Day 144 of 150 Logic Difficulty 6/10

Hard questions get silently swapped for easier ones we can answer

Quick answer

Hard questions get silently swapped for easier ones we can answer. Today's question (Attribute substitution) asks about a finding from Kahneman, D., & Frederick, S. in 2002. The correct option is When a target judgment is hard, people unconsciously substitute an easier 'heuristic attribute' and answer that instead — full explanation, primary source, and glossary cross-links below.

Today's question

Kahneman & Frederick's (2002) attribute-substitution account explains many heuristic-and-bias phenomena as cases where:

  1. A Reasoning fails because of insufficient information
  2. B When a target judgment is hard, people unconsciously substitute an easier 'heuristic attribute' and answer that instead
  3. C Random response noise dominates the answer
  4. D Working memory makes systematic encoding errors
Reveal the answer and explanation

Correct: B — When a target judgment is hard, people unconsciously substitute an easier 'heuristic attribute' and answer that instead

Kahneman & Frederick (2002) re-described representativeness, availability, and affect heuristics under one mechanism: when a target judgment (probability, frequency, value) is hard, people unconsciously substitute a related but easier attribute (similarity, ease of retrieval, immediate emotional response) and report a judgment based on that.

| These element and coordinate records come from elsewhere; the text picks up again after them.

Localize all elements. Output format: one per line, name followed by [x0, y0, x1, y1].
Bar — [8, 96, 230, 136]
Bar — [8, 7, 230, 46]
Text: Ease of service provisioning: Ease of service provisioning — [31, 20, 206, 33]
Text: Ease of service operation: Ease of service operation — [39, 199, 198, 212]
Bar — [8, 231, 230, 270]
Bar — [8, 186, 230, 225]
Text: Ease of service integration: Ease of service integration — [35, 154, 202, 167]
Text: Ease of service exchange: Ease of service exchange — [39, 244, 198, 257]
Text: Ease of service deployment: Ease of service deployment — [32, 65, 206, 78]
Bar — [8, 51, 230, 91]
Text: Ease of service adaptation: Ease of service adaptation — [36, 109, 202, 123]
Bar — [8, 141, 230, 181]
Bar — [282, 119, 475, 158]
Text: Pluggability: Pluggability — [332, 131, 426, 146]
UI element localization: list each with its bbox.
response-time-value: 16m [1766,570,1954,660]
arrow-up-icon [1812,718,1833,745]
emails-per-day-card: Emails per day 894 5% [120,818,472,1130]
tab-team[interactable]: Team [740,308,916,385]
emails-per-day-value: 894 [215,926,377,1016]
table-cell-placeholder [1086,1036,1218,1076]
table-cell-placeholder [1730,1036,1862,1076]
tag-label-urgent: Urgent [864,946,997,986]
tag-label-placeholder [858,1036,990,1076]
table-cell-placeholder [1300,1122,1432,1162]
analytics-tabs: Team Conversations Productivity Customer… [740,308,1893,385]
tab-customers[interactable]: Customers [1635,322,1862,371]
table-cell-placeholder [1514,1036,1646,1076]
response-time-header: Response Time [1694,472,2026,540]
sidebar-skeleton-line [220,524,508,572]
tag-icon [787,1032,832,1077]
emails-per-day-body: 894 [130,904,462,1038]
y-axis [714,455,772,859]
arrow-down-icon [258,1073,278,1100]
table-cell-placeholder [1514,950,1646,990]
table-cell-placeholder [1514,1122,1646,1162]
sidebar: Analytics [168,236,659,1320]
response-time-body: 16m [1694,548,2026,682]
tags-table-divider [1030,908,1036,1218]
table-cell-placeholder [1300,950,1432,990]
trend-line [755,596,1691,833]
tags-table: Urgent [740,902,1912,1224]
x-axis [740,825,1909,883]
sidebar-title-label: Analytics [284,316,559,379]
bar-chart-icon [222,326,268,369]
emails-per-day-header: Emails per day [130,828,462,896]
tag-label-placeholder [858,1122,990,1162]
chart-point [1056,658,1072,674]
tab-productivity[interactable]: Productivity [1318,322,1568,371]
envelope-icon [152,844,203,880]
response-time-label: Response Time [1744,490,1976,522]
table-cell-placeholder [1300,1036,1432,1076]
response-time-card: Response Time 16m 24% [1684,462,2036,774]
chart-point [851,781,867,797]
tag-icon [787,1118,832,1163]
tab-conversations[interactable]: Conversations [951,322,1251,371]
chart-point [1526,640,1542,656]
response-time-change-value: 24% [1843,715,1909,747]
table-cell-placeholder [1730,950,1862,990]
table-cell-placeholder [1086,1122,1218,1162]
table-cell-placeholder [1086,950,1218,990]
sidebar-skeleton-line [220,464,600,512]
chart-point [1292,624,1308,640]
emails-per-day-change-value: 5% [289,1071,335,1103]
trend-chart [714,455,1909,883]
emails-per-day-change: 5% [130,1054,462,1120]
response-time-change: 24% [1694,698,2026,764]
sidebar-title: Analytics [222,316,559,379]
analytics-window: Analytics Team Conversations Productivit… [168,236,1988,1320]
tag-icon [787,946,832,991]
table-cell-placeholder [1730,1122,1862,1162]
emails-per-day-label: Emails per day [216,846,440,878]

The substitution account explains the Linda problem, base-rate neglect, and many framing effects without requiring people to be 'irrational' — it is a working-memory shortcut that often serves them well. The framework anchors System-1 / System-2 dual-process accounts that became central to behavioral economics and modern judgment research.

About the source

Kahneman, D., & Frederick, S. (2002). Representativeness revisited: Attribute substitution in intuitive judgment. In T. Gilovich, D. Griffin, & D. Kahneman (Eds.), Heuristics and Biases (pp. 49–81). Cambridge University Press.

Every Cognition Bible question cites a primary source — a paper, book chapter, or monograph that exists, that we can point to on Google Scholar, and whose finding the question accurately summarizes. No fabricated authority strings, no name-drops without paper-level grounding.